This biopic reminds one how difficult the struggle for equality is
Dear all,
The new film On the Basis of Sex is a biopic of US Supreme Court Judge Ruth Bader Ginsburg, focusing on the phase of her life that leads up to a case she pleads in 1972 which changes the course of both the US constitutional law as well as gender equality.
Bader Ginsburg is something of modern day legend: a powerful advocate for civil rights and a campaigner against gender discrimination. She has been an influential jurist for over five decades. Although most people have heard of her and perhaps seen a photo or two of the indomitable 86 year old, the film is a timely reminder of how hard-won were many of the freedoms women now take so much for granted.
The film begins in 1956 with Bader Ginsburg entering Harvard Law School, where her husband is already enrolled in the year above her. What we see is a milieu dominated by white men who are arrogant about the privilege they enjoy and are largely dismissive of women as peers. The underlying assumption in this world is that it is the natural order of things for women to stay in the home because their basic purpose in life is to be good wives and mothers.

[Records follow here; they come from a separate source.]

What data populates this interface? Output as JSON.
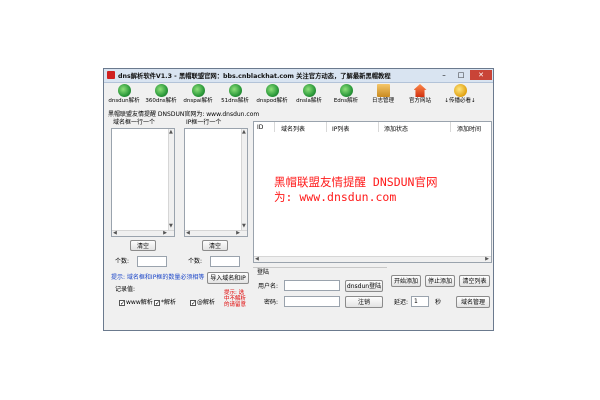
{
  "window": {
    "title": "dns解析软件V1.3 - 黑帽联盟官网：bbs.cnblackhat.com  关注官方动态，了解最新黑帽教程",
    "min": "–",
    "max": "□",
    "close": "✕"
  },
  "toolbar": {
    "items": [
      {
        "label": "dnsdun解析",
        "icon": "globe-icon"
      },
      {
        "label": "360dns解析",
        "icon": "globe-icon"
      },
      {
        "label": "dnspai解析",
        "icon": "globe-icon"
      },
      {
        "label": "51dns解析",
        "icon": "globe-icon"
      },
      {
        "label": "dnspod解析",
        "icon": "globe-icon"
      },
      {
        "label": "dnsla解析",
        "icon": "globe-icon"
      },
      {
        "label": "Edns解析",
        "icon": "globe-icon"
      },
      {
        "label": "日志管理",
        "icon": "log-icon"
      },
      {
        "label": "官方网站",
        "icon": "home-icon"
      },
      {
        "label": "↓传播必看↓",
        "icon": "search-icon"
      }
    ]
  },
  "notice": "黑帽联盟友情提醒 DNSDUN官网为: www.dnsdun.com",
  "left": {
    "domain_header": "域名框一行一个",
    "ip_header": "IP框一行一个",
    "clear1": "清空",
    "clear2": "清空",
    "count_label1": "个数:",
    "count_label2": "个数:",
    "hint": "提示: 域名框和IP框的数量必须相等",
    "import_button": "导入域名和IP",
    "record_label": "记录值:",
    "red_note": "提示: 选中不解析的请留意",
    "checks": [
      {
        "label": "www解析",
        "checked": true
      },
      {
        "label": "*解析",
        "checked": true
      },
      {
        "label": "@解析",
        "checked": true
      }
    ]
  },
  "table": {
    "columns": [
      "ID",
      "域名列表",
      "IP列表",
      "添加状态",
      "添加时间"
    ],
    "watermark_line1": "黑帽联盟友情提醒 DNSDUN官网",
    "watermark_line2": "为: www.dnsdun.com"
  },
  "login": {
    "group": "登陆",
    "user_label": "用户名:",
    "pass_label": "密码:",
    "login_button": "dnsdun登陆",
    "register_button": "注销"
  },
  "controls": {
    "start": "开始添加",
    "stop": "停止添加",
    "clear_list": "清空列表",
    "delay_label": "延迟:",
    "delay_value": "1",
    "delay_unit": "秒",
    "domain_manage": "域名管理"
  }
}
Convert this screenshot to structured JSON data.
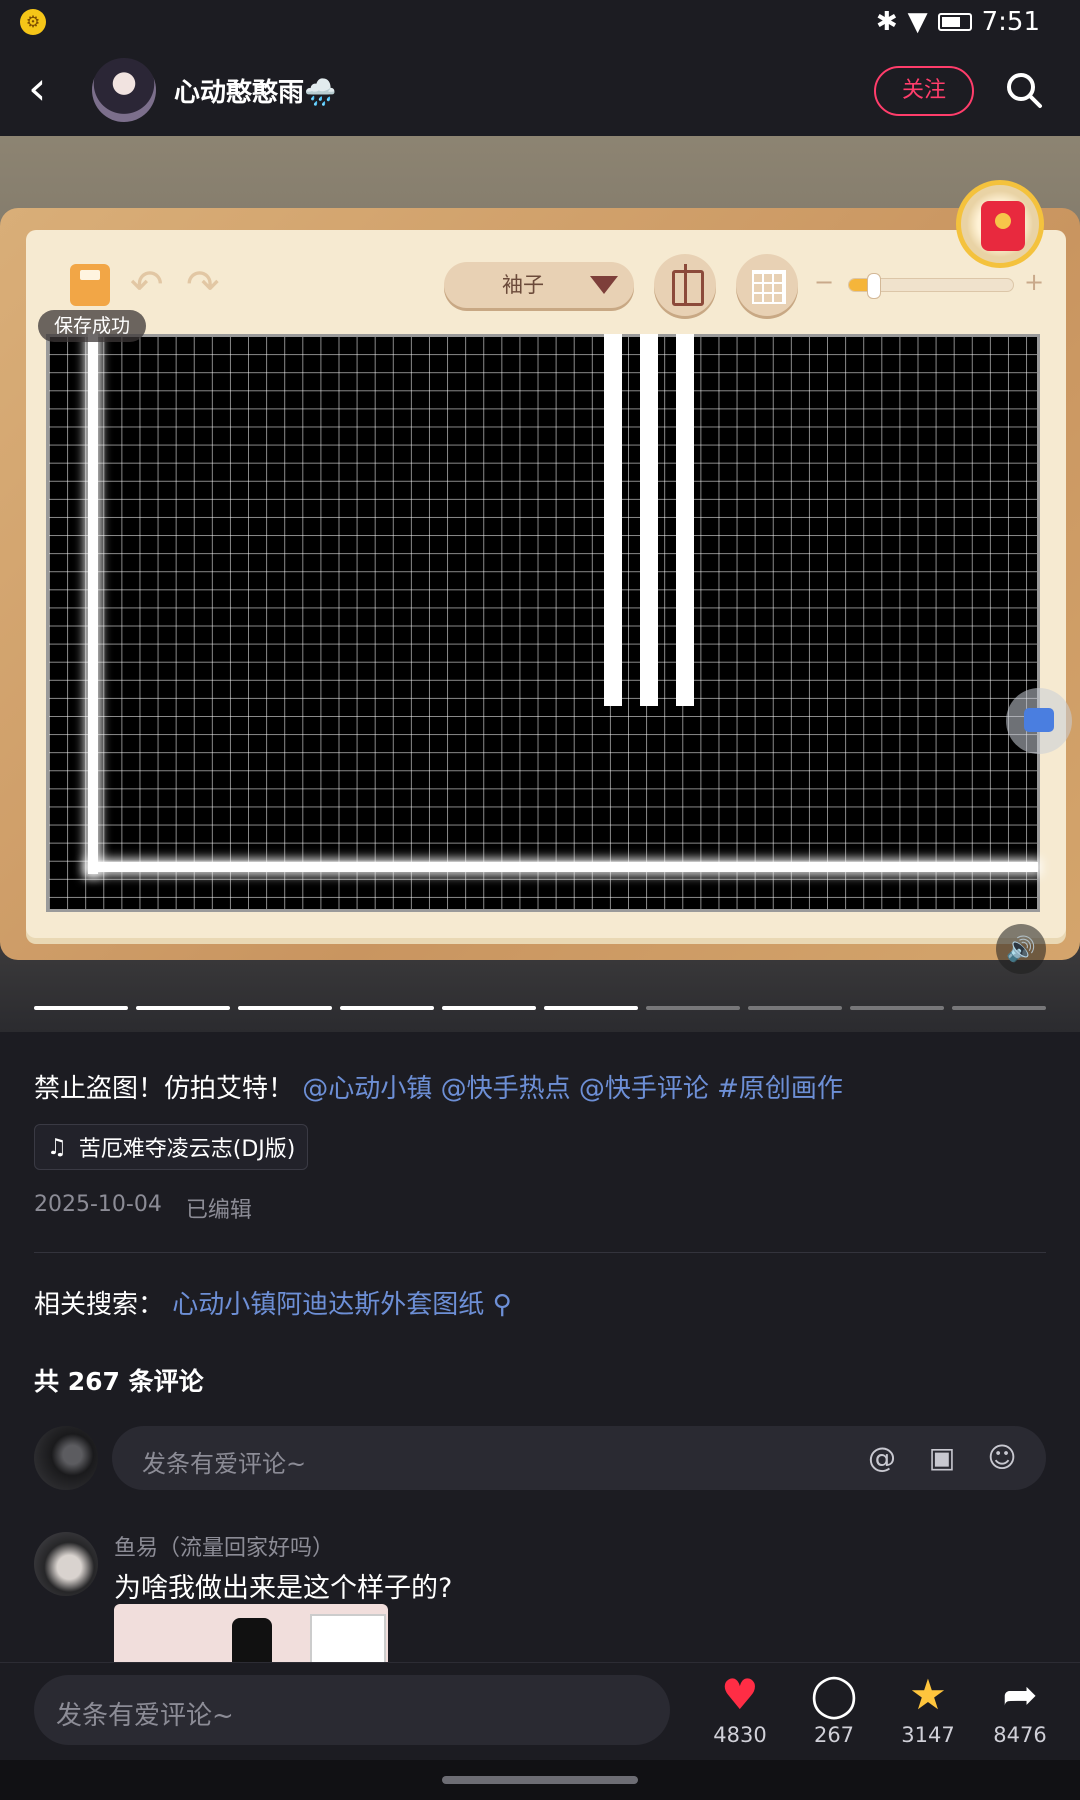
{
  "status": {
    "time": "7:51"
  },
  "header": {
    "author": "心动憨憨雨🌧️",
    "follow_label": "关注"
  },
  "editor": {
    "save_toast": "保存成功",
    "part_select": "袖子",
    "zoom_level": 0.15
  },
  "media": {
    "progress_segments_total": 10,
    "progress_segments_done": 6
  },
  "post": {
    "caption": "禁止盗图！仿拍艾特！",
    "mentions": [
      "@心动小镇",
      "@快手热点",
      "@快手评论"
    ],
    "hashtag": "#原创画作",
    "music": "苦厄难夺凌云志(DJ版)",
    "date": "2025-10-04",
    "edited": "已编辑",
    "related_label": "相关搜索：",
    "related_term": "心动小镇阿迪达斯外套图纸"
  },
  "comments": {
    "count_label": "共 267 条评论",
    "input_placeholder": "发条有爱评论~",
    "items": [
      {
        "user": "鱼易（流量回家好吗）",
        "text": "为啥我做出来是这个样子的?"
      }
    ]
  },
  "bottom": {
    "input_placeholder": "发条有爱评论~",
    "likes": "4830",
    "comments": "267",
    "favorites": "3147",
    "shares": "8476"
  },
  "colors": {
    "accent": "#ff3d6b",
    "link": "#6d8fd6",
    "like": "#ff2d45",
    "favorite": "#ffc53d"
  }
}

In one telling scene from the film the Harvard Law School Dean asks the women beginning their law degree to explain who they are, where they are from and "why they are occupying a place at Harvard that could have gone to a man". The sneery undertone is a rebuke implying that somehow a great injustice has been done to men who have had to concede their privilege to the ‘little ladies’.

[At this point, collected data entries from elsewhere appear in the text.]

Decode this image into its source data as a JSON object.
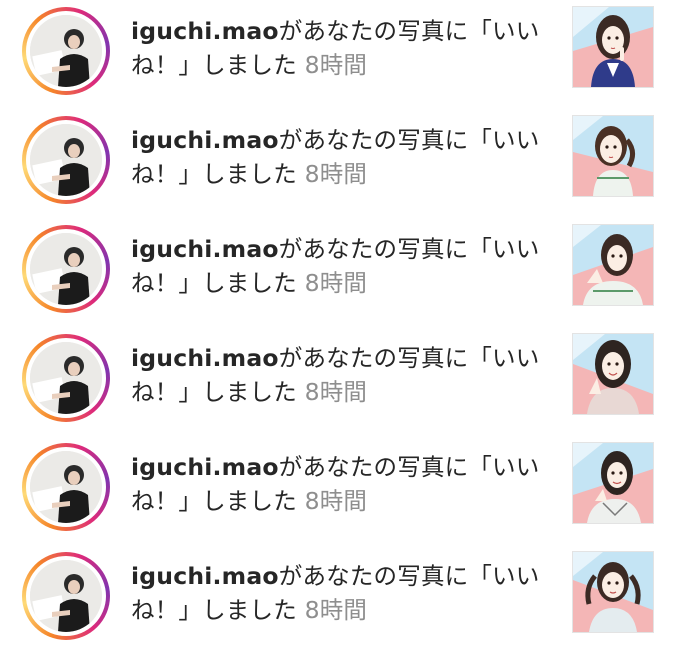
{
  "notifications": [
    {
      "username": "iguchi.mao",
      "action": "があなたの写真に「いいね！」しました",
      "time": "8時間"
    },
    {
      "username": "iguchi.mao",
      "action": "があなたの写真に「いいね！」しました",
      "time": "8時間"
    },
    {
      "username": "iguchi.mao",
      "action": "があなたの写真に「いいね！」しました",
      "time": "8時間"
    },
    {
      "username": "iguchi.mao",
      "action": "があなたの写真に「いいね！」しました",
      "time": "8時間"
    },
    {
      "username": "iguchi.mao",
      "action": "があなたの写真に「いいね！」しました",
      "time": "8時間"
    },
    {
      "username": "iguchi.mao",
      "action": "があなたの写真に「いいね！」しました",
      "time": "8時間"
    }
  ],
  "colors": {
    "text": "#262626",
    "time": "#8e8e8e",
    "ring_start": "#f58529",
    "ring_mid": "#dd2a7b",
    "ring_end": "#8134af",
    "thumb_pink": "#f4b6b6",
    "thumb_blue": "#c4e4f4"
  }
}
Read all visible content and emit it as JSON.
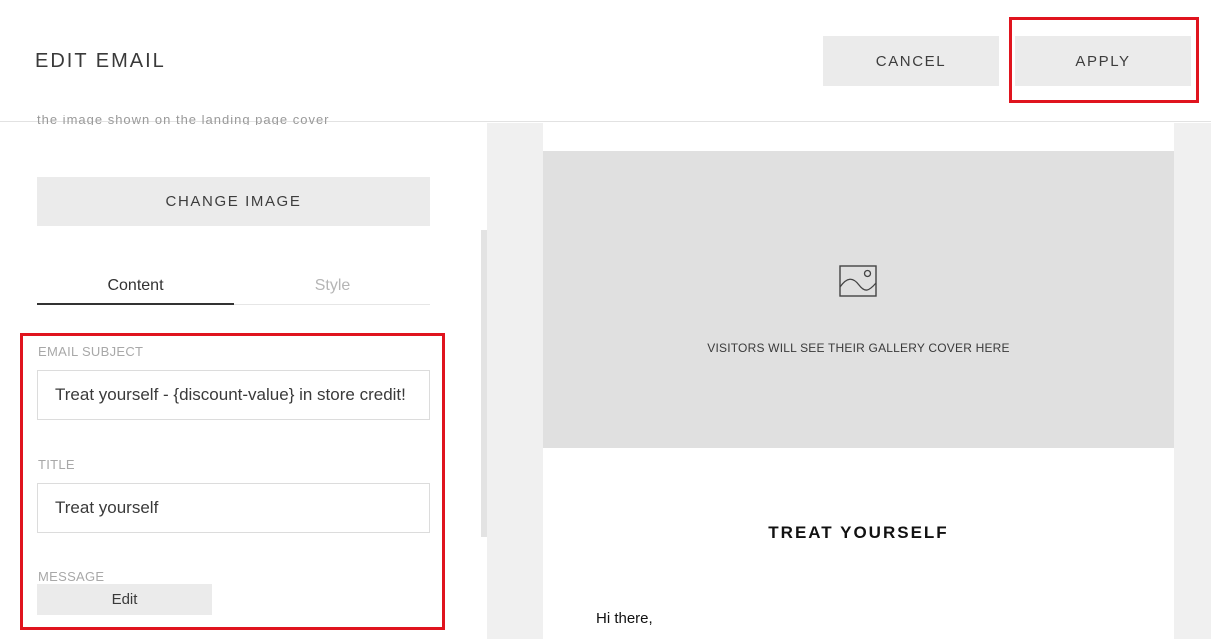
{
  "header": {
    "title": "EDIT EMAIL",
    "cancel_label": "CANCEL",
    "apply_label": "APPLY"
  },
  "editor": {
    "truncated_text": "the image shown on the landing page cover",
    "change_image_label": "CHANGE IMAGE",
    "tabs": [
      {
        "label": "Content",
        "active": true
      },
      {
        "label": "Style",
        "active": false
      }
    ],
    "email_subject_label": "EMAIL SUBJECT",
    "email_subject_value": "Treat yourself - {discount-value} in store credit!",
    "title_label": "TITLE",
    "title_value": "Treat yourself",
    "message_label": "MESSAGE",
    "edit_label": "Edit"
  },
  "preview": {
    "cover_placeholder": "VISITORS WILL SEE THEIR GALLERY COVER HERE",
    "cover_icon": "image-icon",
    "heading": "TREAT YOURSELF",
    "greeting": "Hi there,"
  },
  "colors": {
    "highlight": "#e0141e",
    "button_bg": "#ebebeb",
    "cover_bg": "#e0e0e0",
    "preview_bg": "#f0f0f0"
  }
}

We see young Bader Ginsburg excel academically and yet be discriminated against. Despite her stellar law school record nobody is prepared to give her a job as a lawyer; with one initially sympathetic interviewer telling her (after staring at her chest), that the firm doesn’t employ women as lawyers because… the wives wouldn’t like it. This chauvinism and discrimination is effectively conveyed in the little period details the film takes care to include. But it is quite shocking to be reminded that this was actually the case less than a century ago.
Director Mimi Leder’s film has been criticised for being ‘bland’ and superficial and for failing to do justice to the rather exceptional subject whose story it depicts, but actually Leder uses conventional storytelling to tell, very effectively, a great story about chauvinism and privilege and of fighting for what one believes in.
The mood of the time is excellently conveyed: one example is the reaction of the same Law School Dean (later US Attorney General) who is depicted as being outraged by the gender discrimination basis of a pioneering case when he exclaims, "They think gender equality is a civil right?"
That really is the whole point: gender equality is a civil right and this is something that we in the 21st century must be particularly mindful of.
Although we have moved into a climate where both men and women appear to have more choices, many of the old stereotypes and power structures remain. The way Trump has swept into power on the shoulders of so many privileged white men, who somehow feel they are at the danger of extinction, illustrates how deep the cuts are for those whose privilege has been undermined. The way the film re-creates an era of hope and idealism where fighting for equal rights is seen as noble rather than as ‘treasonous’, is inspiring. It’s a sort of wake up call and reminder to many of us, particularly modern day young women, that ending discriminatory laws has consisted of many difficult battles, and we should now guard our freedoms and the concept of equal rights with both vigilance and fervour.